According to report on pmldaily.com, the meeting was convened by the Ministry and Uganda Tourism Board (UTB), the agency, charged with marketing the tourism in Uganda, as well as regulating industry standards to discuss how the involvement of the creative and arts industry in post-COVID-19 recovery of tourism.
“We would like to work with the creative arts industry – the musicians and the deejays, to incorporate their works in domestic, regional and international tourism,” Kiwanda, told the meeting, adding: “Uganda is our country.
Selling it is a collective responsibility and the best way to do this is as a team, because when Uganda grows, we all grow.
We have a lot in common.”
In a speech read for her by Vivian Lyazi the Ministry of Tourism spokesperson, Doreen Katusiime, the Ministry Permanent Secretary, said that before COVID-19, music was one of the biggest drivers of global tourism.

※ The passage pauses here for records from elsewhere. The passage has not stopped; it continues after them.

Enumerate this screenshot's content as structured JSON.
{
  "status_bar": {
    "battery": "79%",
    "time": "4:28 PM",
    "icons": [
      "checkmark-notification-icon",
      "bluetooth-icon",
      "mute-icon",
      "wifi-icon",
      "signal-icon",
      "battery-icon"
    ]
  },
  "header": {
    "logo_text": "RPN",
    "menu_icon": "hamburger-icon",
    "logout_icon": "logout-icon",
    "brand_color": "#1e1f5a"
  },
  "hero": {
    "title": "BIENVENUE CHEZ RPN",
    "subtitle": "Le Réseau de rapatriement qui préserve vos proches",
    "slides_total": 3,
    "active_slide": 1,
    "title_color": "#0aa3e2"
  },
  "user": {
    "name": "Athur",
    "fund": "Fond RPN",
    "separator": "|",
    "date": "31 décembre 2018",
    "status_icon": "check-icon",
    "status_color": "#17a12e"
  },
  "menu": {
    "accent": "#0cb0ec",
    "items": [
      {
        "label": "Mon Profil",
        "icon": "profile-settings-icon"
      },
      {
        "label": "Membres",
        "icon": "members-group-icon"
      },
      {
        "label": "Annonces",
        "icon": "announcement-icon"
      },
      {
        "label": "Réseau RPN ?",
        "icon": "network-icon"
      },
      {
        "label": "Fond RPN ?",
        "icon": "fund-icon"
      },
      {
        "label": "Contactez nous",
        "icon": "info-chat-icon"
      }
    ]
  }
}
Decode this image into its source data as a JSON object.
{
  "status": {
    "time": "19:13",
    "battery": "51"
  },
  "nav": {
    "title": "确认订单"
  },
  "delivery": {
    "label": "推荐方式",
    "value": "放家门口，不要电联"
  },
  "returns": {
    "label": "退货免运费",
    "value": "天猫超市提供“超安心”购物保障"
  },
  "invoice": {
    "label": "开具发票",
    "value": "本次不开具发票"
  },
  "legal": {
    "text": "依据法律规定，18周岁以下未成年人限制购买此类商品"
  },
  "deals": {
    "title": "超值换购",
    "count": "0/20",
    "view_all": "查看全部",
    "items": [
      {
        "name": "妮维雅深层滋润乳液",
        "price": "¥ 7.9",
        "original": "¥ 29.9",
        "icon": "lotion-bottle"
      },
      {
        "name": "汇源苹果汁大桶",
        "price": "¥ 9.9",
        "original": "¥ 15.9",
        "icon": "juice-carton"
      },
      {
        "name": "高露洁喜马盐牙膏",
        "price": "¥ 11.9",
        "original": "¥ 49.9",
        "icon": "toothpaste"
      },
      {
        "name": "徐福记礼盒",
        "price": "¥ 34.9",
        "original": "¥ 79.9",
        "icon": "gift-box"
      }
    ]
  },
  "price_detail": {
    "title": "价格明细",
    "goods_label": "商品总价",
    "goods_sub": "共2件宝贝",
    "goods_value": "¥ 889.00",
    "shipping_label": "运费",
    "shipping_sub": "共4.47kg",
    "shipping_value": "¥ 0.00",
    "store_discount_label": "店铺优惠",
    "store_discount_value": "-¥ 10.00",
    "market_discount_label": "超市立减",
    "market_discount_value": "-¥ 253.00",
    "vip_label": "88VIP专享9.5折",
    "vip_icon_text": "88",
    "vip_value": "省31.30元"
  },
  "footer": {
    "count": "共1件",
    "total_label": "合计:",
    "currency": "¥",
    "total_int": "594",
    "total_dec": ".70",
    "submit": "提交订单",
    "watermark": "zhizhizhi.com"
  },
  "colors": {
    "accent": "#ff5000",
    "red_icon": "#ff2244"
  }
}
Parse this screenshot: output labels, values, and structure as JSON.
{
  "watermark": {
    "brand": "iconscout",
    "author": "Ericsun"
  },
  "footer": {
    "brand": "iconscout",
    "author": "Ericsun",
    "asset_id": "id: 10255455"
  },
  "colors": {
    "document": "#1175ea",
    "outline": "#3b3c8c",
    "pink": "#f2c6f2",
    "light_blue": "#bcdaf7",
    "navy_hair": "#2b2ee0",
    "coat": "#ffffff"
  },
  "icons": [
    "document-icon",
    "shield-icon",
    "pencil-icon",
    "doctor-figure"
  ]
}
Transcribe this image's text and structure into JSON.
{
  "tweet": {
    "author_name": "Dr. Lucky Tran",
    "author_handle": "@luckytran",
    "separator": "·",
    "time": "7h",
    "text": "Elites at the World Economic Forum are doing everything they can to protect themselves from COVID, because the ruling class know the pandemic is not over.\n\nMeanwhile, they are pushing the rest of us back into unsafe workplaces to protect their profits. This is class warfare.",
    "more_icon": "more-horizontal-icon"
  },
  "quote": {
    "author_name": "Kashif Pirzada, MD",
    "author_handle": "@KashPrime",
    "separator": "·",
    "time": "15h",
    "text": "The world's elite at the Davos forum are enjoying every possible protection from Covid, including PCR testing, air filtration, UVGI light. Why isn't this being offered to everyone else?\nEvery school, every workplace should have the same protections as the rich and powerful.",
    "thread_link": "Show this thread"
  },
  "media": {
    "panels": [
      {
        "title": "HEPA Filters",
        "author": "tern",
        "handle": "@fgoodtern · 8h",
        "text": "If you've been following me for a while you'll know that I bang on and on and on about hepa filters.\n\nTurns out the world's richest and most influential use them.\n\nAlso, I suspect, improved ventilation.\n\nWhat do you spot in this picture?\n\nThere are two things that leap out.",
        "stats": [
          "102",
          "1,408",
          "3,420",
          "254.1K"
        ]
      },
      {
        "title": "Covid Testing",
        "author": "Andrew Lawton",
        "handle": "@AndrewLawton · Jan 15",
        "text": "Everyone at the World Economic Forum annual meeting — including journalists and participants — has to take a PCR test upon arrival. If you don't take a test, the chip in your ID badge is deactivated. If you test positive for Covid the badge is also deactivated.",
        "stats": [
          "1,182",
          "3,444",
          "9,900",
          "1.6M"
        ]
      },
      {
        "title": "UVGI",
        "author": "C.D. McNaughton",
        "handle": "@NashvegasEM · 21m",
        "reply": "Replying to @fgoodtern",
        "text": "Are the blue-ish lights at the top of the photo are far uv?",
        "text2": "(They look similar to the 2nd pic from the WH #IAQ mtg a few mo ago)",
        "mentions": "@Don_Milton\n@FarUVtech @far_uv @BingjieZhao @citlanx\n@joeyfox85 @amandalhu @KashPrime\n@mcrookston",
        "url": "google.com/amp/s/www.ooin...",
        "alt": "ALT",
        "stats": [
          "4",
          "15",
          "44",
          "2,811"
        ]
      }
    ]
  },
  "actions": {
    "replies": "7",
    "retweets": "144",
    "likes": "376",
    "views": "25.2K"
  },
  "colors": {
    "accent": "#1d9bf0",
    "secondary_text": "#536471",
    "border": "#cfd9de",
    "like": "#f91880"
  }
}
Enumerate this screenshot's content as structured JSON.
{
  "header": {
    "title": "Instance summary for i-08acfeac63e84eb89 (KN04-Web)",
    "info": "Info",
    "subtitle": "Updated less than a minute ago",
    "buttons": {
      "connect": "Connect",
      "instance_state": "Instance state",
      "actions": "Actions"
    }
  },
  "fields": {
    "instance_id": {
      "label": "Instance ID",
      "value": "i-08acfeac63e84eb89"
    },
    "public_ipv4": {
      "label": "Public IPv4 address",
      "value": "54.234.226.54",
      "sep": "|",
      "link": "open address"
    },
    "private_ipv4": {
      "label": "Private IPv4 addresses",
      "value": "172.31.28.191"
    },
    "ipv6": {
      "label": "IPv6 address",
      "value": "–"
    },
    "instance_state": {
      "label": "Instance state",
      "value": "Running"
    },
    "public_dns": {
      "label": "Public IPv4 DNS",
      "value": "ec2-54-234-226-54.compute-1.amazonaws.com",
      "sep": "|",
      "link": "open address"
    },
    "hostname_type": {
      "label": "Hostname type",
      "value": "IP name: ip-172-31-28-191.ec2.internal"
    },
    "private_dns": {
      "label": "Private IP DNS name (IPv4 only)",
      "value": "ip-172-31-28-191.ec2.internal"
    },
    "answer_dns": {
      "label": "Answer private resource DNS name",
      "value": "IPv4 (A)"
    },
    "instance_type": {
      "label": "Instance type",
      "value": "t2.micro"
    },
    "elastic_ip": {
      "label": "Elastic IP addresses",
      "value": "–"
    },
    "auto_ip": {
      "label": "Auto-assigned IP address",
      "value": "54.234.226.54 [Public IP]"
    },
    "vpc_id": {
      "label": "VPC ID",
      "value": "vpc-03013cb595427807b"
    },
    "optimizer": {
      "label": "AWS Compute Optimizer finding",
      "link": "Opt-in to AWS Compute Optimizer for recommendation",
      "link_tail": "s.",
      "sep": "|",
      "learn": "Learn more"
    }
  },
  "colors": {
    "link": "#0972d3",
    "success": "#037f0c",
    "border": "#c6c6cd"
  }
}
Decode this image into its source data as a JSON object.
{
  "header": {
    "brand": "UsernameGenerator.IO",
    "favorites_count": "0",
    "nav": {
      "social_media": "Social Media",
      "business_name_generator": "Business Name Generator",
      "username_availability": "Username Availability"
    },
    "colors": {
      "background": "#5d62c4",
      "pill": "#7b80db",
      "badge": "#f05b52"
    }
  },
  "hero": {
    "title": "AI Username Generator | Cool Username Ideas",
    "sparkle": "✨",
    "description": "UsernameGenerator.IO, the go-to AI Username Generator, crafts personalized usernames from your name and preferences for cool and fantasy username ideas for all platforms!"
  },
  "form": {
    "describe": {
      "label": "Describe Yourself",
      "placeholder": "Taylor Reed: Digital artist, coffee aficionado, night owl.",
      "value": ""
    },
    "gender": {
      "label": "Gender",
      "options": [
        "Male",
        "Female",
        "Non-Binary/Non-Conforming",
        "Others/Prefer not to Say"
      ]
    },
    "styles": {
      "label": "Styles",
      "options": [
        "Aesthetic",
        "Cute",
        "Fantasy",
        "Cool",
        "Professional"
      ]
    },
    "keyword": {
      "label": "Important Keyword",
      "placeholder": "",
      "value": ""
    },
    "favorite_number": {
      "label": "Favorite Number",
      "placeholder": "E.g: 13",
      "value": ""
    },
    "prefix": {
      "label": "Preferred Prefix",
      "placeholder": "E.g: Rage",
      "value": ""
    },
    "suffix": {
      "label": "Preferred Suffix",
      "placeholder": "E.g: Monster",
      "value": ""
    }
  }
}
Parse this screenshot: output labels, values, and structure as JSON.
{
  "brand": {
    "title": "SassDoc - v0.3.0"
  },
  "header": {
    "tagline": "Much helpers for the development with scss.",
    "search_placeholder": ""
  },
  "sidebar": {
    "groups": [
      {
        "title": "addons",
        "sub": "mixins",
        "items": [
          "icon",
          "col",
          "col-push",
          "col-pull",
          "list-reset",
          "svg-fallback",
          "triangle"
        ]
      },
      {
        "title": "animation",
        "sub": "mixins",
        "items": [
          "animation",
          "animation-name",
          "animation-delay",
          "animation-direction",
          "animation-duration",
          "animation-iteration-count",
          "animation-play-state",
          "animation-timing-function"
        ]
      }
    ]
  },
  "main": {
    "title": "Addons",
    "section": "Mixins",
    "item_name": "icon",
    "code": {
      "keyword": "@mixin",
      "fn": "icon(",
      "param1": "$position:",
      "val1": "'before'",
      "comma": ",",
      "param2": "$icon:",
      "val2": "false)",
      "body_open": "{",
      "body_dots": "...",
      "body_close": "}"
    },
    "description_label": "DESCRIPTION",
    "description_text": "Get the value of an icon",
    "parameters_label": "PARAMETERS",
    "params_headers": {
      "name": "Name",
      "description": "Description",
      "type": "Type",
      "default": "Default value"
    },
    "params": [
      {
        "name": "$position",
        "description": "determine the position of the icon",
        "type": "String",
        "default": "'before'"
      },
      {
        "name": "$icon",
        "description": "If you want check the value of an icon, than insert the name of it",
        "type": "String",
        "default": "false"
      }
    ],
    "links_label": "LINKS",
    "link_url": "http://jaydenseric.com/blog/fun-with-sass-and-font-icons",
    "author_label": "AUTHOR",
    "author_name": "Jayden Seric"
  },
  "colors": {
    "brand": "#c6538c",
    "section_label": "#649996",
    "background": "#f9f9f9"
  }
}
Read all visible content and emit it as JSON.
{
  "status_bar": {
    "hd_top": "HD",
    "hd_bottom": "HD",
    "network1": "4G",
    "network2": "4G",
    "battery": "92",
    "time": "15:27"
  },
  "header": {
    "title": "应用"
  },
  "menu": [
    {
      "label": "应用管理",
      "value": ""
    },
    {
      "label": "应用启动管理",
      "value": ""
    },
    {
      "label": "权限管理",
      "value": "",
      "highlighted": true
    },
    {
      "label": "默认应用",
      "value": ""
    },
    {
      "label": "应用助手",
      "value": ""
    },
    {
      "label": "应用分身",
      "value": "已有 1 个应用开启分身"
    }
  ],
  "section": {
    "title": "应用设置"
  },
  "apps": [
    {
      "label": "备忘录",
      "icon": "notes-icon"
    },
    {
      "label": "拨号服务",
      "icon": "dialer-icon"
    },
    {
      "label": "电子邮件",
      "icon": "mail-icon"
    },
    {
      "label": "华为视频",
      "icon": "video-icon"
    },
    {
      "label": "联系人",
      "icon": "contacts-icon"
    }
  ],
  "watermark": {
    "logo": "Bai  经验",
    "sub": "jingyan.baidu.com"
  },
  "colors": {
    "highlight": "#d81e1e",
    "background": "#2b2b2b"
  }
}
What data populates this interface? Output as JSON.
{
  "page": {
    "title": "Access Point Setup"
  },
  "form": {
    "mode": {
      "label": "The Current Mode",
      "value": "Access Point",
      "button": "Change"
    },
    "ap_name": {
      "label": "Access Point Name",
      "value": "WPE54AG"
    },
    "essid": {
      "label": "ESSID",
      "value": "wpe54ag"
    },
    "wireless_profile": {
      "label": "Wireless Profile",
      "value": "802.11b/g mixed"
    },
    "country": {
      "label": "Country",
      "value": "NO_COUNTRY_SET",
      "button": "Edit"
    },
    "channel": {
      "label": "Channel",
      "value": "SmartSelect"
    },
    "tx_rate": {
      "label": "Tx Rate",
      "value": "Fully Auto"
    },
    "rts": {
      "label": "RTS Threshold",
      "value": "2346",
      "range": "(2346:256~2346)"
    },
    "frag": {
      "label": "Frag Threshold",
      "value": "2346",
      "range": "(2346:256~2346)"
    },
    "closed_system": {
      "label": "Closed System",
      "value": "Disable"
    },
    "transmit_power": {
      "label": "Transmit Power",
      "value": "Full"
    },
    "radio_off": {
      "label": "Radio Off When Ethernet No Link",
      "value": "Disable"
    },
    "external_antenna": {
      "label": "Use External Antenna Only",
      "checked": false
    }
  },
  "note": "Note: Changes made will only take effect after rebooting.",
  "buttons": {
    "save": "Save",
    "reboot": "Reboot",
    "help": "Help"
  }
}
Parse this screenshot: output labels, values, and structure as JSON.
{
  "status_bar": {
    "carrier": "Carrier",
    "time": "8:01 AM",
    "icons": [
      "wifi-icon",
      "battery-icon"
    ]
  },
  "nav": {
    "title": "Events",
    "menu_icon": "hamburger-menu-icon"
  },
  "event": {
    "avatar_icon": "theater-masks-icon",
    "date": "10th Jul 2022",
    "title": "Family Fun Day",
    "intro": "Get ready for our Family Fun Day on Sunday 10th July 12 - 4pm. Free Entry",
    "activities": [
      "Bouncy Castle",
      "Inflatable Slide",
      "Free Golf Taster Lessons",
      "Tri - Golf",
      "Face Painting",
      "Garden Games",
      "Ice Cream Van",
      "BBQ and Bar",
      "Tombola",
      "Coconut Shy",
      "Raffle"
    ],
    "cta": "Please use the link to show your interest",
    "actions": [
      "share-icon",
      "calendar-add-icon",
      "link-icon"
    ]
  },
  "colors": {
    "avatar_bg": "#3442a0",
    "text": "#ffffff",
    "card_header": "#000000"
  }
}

“There are a large number of music festivals held around the world that annually attract non-local visitors.
In Uganda, Nyege Nyege is one of those mass-appeal events. The impact of these music events on the local economy is massive and largely inclusive. The opportunities spread to all the stakeholders in the music value chain that I mentioned and include the media, food and beverage, accommodation, clothes, transport, security and so many other micro jobs feeding into these events,” Ms. Katusiime said.
“Music is also a powerful promotion tool and I know that a number of musicians and other creative artists have carried Uganda’s flag to heights and places that were otherwise not possible using the traditional promotional tools,” she added.
“Uganda, as a country “Gifted by Nature” is characterized by some of the most diverse and unique assemblage of pristine eco-systems, scenic physical features, water bodies, variety of flora and fauna species and a fast and vibrant stable economy.
The Music and Media have the talent and tools to package and tell this story to the world. Indeed, some of the motivations to travel to many destinations is an aura created by the images and music that showcased that particular place.
It is in that respect that we recognize the power of music and appeal for the partnership in promoting the destination Uganda,” she said.
Mugabi Claire, the Uganda Tourism Board (UTB) Head of Marketing said that in recognition of this role, the Board will, moving forward, put significant emphasis on the creative arts industry.
“The music industry has big voices, big brands with millions of audiences domestically, regional and internationally. People look up to you and we urge you to use these platforms patriotically,” she said.
“Uganda is undoubtedly the most beautiful country in the world, but if the world doesn’t know about it, it doesn’t help. We will be working with you on creating content that promotes and markets Destination Uganda,” Mugabi told the meeting.
Kiwanda, told the musicians that as one of the ways to collaborate with the industry, his ministry, together with UTB and the private sector were soon launching a nationwide competition to search for a Brand Destination Uganda Tourism song.
He also reassured the musicians, that the postponed MTV Africa Music Awards (MAMAs) will be back in May 2021, when it is anticipated that the impact of Covid-19 will have subsided.
Richard Kawere, the Chief Executive Officer of Uganda Tourism Association (UTA) urged the artists to all unite under their umbrella association, saying that there is power in unity.